Williams called for the summit in a January 12 op-ed piece in the Oregonian, in which he addressed the rescinding of the Cole Memorandum by Attorney General Jeff Sessions, and ominously declared, “The move gives US Attorneys wide latitude to develop district-specific strategies and deploy department resources without Washington, DC, artificially declaring some cases off limits.” (Ruh-roh...)

Williams went on to list some numbers supporting his argument that “Oregon has a massive marijuana overproduction problem” (he’s right, we do—more on that in a second), which results in crime, cartels, and diversion to other states. He concluded, “I have significant concerns about the state’s current regulatory framework and the resources allocated to policing marijuana in Oregon.”

Based on reports from those in attendance and statements released afterward by Brown and Williams, Southern Oregon will be getting the most attention due to its prolific cannabis production. Additionally, the representatives for rural Oregonians present at the summit indicated they’re not thrilled with legalization, the perceived impact it’s had, and the lack of resources allocated to enforcing regulation.
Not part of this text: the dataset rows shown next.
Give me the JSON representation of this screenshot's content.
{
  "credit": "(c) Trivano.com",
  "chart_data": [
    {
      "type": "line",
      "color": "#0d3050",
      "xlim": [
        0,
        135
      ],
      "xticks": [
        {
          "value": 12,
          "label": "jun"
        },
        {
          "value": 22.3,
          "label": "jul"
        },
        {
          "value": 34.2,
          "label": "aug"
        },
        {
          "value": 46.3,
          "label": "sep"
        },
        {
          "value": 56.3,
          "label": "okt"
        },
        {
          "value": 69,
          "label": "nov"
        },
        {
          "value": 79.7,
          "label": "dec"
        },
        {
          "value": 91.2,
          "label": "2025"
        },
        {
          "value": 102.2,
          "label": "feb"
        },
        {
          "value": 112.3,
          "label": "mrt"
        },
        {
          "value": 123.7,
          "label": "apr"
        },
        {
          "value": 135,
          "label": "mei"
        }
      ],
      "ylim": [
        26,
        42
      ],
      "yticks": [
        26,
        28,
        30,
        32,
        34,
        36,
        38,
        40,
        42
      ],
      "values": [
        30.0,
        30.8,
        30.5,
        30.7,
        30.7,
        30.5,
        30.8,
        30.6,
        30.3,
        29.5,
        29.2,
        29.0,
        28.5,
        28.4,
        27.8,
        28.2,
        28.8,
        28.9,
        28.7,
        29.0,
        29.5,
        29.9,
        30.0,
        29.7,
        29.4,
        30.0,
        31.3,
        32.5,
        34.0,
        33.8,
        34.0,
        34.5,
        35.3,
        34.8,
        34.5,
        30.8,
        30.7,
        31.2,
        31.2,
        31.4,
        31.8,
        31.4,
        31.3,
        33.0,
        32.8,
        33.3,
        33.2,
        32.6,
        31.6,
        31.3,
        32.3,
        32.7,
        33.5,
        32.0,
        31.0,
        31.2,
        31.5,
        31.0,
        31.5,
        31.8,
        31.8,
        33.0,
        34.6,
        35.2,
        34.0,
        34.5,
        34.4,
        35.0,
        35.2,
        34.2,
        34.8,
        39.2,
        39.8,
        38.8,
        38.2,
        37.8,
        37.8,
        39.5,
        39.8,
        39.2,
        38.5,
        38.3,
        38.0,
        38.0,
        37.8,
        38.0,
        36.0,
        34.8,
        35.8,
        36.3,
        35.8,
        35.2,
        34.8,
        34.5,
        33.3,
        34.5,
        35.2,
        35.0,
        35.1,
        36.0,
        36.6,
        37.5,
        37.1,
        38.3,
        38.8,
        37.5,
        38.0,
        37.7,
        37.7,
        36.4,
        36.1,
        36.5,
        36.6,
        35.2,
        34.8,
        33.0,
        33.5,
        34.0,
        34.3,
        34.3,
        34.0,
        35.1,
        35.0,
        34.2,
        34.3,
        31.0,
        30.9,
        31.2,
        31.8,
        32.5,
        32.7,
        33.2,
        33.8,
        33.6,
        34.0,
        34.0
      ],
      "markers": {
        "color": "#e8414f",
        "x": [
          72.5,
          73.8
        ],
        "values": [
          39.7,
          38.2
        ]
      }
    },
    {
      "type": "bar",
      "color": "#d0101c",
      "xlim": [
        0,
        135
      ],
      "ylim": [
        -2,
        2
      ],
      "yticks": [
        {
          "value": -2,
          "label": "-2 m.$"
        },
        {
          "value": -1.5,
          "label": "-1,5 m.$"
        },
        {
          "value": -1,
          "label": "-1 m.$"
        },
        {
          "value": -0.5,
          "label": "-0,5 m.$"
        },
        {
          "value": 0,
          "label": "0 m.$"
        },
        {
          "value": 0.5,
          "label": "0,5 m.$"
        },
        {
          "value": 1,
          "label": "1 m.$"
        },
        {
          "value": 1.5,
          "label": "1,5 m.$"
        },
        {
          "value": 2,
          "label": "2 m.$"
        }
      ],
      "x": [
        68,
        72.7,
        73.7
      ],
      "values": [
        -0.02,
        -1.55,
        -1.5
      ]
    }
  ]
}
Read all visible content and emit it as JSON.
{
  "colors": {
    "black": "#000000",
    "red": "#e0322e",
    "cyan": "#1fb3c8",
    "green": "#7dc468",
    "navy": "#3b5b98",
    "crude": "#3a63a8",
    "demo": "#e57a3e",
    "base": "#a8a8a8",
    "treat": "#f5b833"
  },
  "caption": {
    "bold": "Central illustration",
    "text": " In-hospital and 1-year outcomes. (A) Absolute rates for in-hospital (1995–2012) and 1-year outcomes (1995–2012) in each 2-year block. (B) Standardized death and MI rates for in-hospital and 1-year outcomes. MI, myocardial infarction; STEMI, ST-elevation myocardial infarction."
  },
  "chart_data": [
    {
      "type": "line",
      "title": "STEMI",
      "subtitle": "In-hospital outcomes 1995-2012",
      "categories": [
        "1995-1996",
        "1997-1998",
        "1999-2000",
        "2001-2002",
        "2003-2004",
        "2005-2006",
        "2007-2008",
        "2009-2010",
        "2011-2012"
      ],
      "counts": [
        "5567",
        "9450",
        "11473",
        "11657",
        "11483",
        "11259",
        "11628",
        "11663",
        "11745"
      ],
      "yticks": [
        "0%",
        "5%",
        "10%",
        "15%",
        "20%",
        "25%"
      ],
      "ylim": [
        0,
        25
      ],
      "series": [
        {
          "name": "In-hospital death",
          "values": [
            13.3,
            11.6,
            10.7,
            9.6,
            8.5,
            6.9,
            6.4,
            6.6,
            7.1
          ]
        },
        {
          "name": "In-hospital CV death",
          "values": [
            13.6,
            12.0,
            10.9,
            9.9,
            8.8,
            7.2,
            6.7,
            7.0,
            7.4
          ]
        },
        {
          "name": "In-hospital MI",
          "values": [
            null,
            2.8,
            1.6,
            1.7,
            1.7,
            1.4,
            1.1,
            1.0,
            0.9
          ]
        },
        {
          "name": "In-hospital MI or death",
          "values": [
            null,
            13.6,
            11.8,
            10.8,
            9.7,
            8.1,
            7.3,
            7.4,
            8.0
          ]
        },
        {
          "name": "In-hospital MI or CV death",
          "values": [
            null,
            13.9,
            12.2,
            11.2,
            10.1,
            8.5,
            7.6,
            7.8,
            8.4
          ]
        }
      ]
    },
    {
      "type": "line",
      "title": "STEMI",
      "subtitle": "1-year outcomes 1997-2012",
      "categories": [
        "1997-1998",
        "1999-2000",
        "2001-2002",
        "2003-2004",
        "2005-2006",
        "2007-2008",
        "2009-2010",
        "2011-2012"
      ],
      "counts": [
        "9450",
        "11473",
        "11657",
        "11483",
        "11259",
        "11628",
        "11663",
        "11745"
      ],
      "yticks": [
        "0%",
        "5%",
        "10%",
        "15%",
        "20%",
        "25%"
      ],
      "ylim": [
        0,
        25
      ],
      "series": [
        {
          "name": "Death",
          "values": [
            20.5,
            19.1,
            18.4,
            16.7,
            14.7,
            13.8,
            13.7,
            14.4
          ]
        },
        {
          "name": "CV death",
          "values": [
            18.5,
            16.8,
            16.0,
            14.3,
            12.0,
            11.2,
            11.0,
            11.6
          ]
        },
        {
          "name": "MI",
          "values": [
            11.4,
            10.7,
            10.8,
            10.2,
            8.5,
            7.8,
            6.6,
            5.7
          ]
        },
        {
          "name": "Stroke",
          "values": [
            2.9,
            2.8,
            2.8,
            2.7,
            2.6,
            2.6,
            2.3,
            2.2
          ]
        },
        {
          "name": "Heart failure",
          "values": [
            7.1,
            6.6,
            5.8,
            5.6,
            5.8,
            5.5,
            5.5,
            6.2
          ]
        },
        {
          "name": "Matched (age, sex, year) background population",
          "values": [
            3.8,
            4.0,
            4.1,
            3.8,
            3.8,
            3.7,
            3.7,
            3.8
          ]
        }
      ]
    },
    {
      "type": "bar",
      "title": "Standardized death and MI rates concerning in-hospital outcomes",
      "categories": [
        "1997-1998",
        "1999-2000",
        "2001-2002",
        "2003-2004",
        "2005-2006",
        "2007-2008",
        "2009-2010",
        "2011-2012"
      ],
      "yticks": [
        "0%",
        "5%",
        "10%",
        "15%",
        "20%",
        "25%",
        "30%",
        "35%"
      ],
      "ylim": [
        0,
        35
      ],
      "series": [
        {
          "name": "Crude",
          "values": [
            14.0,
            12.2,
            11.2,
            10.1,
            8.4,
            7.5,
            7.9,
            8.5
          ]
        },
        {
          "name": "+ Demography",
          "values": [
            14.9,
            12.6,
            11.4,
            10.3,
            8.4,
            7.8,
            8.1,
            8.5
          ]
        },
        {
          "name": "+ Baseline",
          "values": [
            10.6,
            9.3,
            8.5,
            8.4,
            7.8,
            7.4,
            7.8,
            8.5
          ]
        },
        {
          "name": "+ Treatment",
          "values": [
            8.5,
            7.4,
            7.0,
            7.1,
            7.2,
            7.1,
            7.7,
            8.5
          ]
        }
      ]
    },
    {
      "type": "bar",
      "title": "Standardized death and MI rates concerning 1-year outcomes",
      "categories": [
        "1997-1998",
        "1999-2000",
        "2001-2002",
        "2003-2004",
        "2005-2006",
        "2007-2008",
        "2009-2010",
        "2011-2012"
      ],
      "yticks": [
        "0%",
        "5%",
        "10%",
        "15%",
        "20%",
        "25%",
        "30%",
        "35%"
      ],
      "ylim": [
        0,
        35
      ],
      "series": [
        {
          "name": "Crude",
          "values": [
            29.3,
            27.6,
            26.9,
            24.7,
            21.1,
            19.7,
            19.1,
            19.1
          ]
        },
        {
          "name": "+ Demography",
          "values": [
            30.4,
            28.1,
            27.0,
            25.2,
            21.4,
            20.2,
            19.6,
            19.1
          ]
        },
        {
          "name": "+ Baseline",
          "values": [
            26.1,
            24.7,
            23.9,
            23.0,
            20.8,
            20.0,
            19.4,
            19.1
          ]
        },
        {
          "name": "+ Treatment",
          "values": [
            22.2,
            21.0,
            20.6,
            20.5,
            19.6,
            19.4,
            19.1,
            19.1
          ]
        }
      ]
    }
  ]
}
Williams says he wants more data to understand the ins and outs of the unregulated marketplace and diversion; based on his op-ed announcement about the summit, that will likely include the as-yet unreleased report from the Oregon State Police on the matter. So your friendly local dispensary doesn’t have to worry about having its doors kicked in and assets seized (probably), but producers down south are going to get the most scrutiny and possible action. Heads up, folks.

About that oversupply thing: Does Oregon grow more cannabis than its citizens consume? Yes. That’s been the case for decades, long before there were medical or recreational programs. But the OLCC currently does not have a cap on licenses it issues to growers (or producers). As of February 13, there were 922 active producers, 15 approved but not paid, 560 assigned, and 372 ready for assignment. That’s 1,869 commercial producers, and that doesn’t take into account the four plants each Oregon resident of age may grow, or the 12 plants each medical patient may grow.

Putting aside Williams’ comments about crime and cartels (although crime is down, and cartels are a bogeyman), the overproduction issue could be addressed on a variety of fronts.

The first and seemingly least likely to happen under our current administration, is rescheduling cannabis from its present standing as a Schedule I drug. Make it what it truly is—an agricultural product—and allow for interstate commerce. There are many states currently receiving our surplus that we could be collecting tax revenue on, not to mention the family-wage jobs it would create. You can buy Oregon wine and beer most anywhere in the US, so let’s make it the same for flower and cannabis products.

Stepping up enforcement efforts to reduce out-of-state diversion costs money, so there exists the possibility of a new tax to fund such efforts. Allocating existing OLCC/OHA revenue to pay for this would be a better call than new taxes. There already is a heavy tax and fee burden placed upon the industry, slimming or eliminating profit margins. That can drive good people to consider bad choices regarding excess inventory.

We could also allow dispensaries to open in “dry counties,” and thus create channels for product to reach new consumers who otherwise might forgo.

It makes more sense to shape the response to overproduction by working on solutions that embrace the overwhelmingly positive aspects of a regulated cannabis industry, instead of falling back upon decades-old, failed policies of enforcement that penalize, destroy, and incarcerate—including the disproportionate targeting of people of color. That never worked, and never will. Time for a new plan.